AMD described a startup optimization for on-device large language model inference on Ryzen Artificial Intelligence processors, where execution is split between the NPU and the integrated GPU. The NPU handles compute-intensive prefill with up to 50 TOPS of AI Engine performance, while the iGPU handles the memory-bound decode phase. That hybrid design delivers low time-to-first-token and high tokens-per-second, but operator initialization creates a significant startup penalty before inference begins.
The main bottleneck comes from how custom operators were originally initialized. A single constructor performed both host-side model reading and device-side NPU setup, including reading ONNX graph attributes, extracting weights, allocating NPU memory, creating accelerator kernels, and transferring weights. For a multi-layer transformer, these steps repeated sequentially across many operators. AMD identified the core issue as CPU cache pollution: host-side model reads and device-side driver calls touch different memory regions, and alternating between them on one thread repeatedly evicts hot L1 and L2 cache data.

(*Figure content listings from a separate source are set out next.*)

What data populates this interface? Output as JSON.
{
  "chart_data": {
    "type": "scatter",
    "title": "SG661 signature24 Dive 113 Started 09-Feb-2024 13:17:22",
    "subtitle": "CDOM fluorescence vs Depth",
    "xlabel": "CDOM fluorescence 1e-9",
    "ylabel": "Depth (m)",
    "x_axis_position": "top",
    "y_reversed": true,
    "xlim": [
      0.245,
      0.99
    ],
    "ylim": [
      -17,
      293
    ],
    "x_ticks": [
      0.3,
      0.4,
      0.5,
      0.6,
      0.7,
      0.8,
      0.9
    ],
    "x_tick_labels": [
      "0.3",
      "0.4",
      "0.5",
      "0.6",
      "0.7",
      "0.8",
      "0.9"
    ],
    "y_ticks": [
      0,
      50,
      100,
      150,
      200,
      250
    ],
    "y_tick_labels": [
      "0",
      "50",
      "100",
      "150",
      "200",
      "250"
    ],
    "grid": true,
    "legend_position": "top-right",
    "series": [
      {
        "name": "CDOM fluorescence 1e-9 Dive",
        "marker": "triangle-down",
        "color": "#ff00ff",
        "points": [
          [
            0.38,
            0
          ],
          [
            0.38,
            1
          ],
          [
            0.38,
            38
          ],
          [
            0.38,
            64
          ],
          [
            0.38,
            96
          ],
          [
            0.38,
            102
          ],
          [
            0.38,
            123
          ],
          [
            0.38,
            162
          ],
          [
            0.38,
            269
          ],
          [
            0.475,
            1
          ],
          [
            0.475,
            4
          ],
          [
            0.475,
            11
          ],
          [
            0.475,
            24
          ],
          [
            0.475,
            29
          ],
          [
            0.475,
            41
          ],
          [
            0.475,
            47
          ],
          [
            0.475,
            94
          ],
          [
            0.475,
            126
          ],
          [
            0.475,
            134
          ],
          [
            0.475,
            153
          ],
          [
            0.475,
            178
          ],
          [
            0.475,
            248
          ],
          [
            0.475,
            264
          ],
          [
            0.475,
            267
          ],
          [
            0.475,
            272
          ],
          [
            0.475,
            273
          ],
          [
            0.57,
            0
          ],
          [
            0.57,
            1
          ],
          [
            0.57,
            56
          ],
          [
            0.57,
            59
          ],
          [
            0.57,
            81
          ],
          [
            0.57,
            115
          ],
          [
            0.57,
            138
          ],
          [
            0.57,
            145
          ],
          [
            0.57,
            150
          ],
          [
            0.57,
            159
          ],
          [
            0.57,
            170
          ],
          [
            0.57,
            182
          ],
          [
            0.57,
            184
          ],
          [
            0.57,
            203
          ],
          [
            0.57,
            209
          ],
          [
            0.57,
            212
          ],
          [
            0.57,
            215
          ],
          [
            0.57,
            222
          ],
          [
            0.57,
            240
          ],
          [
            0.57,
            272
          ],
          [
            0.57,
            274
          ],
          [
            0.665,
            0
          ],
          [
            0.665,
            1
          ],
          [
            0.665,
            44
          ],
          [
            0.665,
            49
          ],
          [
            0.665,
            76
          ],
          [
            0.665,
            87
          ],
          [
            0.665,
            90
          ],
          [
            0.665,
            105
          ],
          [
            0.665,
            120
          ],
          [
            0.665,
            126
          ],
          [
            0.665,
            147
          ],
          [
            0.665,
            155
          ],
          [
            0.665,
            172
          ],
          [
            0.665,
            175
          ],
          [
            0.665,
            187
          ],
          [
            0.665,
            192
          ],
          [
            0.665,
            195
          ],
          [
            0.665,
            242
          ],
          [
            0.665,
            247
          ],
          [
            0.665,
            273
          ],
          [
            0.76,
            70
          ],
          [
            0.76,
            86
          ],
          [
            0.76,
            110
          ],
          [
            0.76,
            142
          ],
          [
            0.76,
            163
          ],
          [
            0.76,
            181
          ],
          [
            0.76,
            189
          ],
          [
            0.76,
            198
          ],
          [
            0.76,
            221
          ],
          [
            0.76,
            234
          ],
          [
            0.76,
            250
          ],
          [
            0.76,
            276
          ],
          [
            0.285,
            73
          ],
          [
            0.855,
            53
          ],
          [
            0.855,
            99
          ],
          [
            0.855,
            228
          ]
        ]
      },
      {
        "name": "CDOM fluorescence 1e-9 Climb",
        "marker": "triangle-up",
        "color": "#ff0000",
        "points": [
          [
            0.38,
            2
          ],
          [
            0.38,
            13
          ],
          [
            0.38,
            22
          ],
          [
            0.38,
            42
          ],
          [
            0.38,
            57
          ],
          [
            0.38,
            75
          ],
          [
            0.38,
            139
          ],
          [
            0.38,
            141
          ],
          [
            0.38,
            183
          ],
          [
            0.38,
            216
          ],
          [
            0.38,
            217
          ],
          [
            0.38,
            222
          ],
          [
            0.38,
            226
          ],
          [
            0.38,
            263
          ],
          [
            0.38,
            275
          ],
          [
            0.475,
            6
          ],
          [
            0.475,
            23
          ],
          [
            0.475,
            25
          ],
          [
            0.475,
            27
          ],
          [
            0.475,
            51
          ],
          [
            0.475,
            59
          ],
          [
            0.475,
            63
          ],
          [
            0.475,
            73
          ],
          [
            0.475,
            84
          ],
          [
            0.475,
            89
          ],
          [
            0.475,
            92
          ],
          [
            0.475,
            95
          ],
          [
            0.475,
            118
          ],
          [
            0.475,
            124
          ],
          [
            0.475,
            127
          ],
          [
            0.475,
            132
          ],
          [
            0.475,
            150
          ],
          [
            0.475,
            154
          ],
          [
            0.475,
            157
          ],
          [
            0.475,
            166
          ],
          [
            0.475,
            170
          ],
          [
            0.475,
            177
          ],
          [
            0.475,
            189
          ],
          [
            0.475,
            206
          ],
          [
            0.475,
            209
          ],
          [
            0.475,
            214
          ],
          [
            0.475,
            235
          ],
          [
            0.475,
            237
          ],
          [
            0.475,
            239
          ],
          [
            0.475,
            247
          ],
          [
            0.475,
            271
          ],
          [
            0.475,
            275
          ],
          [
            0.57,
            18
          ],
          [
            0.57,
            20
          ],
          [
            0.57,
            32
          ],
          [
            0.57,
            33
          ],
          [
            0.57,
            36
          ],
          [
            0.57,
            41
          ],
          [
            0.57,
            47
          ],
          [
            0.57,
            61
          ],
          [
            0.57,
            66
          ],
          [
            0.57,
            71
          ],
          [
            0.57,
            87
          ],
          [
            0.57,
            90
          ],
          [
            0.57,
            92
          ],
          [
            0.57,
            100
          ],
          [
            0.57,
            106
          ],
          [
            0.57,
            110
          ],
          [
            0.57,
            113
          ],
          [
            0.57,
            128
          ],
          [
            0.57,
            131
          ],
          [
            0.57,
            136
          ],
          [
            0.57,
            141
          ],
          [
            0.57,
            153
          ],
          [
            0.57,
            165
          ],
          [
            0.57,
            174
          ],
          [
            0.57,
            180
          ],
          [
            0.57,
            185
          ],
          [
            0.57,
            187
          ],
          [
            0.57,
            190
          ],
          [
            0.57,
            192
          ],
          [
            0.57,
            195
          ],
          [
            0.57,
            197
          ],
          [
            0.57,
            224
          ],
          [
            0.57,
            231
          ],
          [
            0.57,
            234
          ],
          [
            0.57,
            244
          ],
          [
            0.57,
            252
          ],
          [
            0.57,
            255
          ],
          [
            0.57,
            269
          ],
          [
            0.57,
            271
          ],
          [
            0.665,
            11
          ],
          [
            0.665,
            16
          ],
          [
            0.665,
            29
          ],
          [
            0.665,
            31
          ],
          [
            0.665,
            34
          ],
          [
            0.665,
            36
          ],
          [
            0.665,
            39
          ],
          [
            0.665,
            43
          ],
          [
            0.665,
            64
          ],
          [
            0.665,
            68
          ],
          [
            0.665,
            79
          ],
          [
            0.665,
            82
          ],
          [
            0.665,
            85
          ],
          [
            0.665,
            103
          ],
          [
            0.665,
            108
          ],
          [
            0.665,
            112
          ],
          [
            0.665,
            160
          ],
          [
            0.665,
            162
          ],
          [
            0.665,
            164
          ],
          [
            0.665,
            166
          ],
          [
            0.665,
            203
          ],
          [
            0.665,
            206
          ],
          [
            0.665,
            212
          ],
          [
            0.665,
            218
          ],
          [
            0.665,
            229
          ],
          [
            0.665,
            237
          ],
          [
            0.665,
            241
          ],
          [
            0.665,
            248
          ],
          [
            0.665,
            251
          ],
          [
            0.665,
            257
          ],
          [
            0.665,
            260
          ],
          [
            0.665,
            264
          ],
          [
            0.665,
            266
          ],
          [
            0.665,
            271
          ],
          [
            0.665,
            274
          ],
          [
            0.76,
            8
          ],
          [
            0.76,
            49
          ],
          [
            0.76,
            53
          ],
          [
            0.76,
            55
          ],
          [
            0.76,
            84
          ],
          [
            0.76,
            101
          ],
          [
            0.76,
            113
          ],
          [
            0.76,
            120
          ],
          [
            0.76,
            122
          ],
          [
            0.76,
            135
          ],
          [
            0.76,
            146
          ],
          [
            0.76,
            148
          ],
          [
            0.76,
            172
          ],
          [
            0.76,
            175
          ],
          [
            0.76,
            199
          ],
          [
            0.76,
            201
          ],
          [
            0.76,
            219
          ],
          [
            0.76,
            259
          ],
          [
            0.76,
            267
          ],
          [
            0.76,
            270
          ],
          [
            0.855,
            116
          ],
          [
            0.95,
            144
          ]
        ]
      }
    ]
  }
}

The proposed fix is a two-phase deferred initialization scheme. In phase 1, the main thread performs all model-reading work, including collecting node attributes, extracting constant tensors, capturing session configuration, and storing the state needed later. In phase 2, background worker threads handle device setup, including kernel creation, device memory allocation, weight formatting and transfer, and execution parameter setup. A grouped thread pool assigns one worker thread per operator type so same-type tasks run sequentially in FIFO order for safety, while different operator types can initialize in parallel.
AMD said the feature remains opt-in through an environment variable, and when disabled, initialization follows the original inline constructor path. Correctness is enforced with a one-shot barrier before first inference, per-group sequential execution, and the unchanged fallback path. Profiling showed that the largest gain came from cache separation rather than parallelism, because keeping all model-reading work together preserves warm runtime data in cache. AMD reported up to 10× faster LLM initialization (from ~10s to ~1s) as measured on Qwen3-4B running on AMD Ryzen AI, with zero impact on inference correctness. Testing was performed on HP OmniBook 7 Aero Laptop 13-bg1xxx with AMD Ryzen AI 7 H 350 w/Radeon 860M, 32GB memory.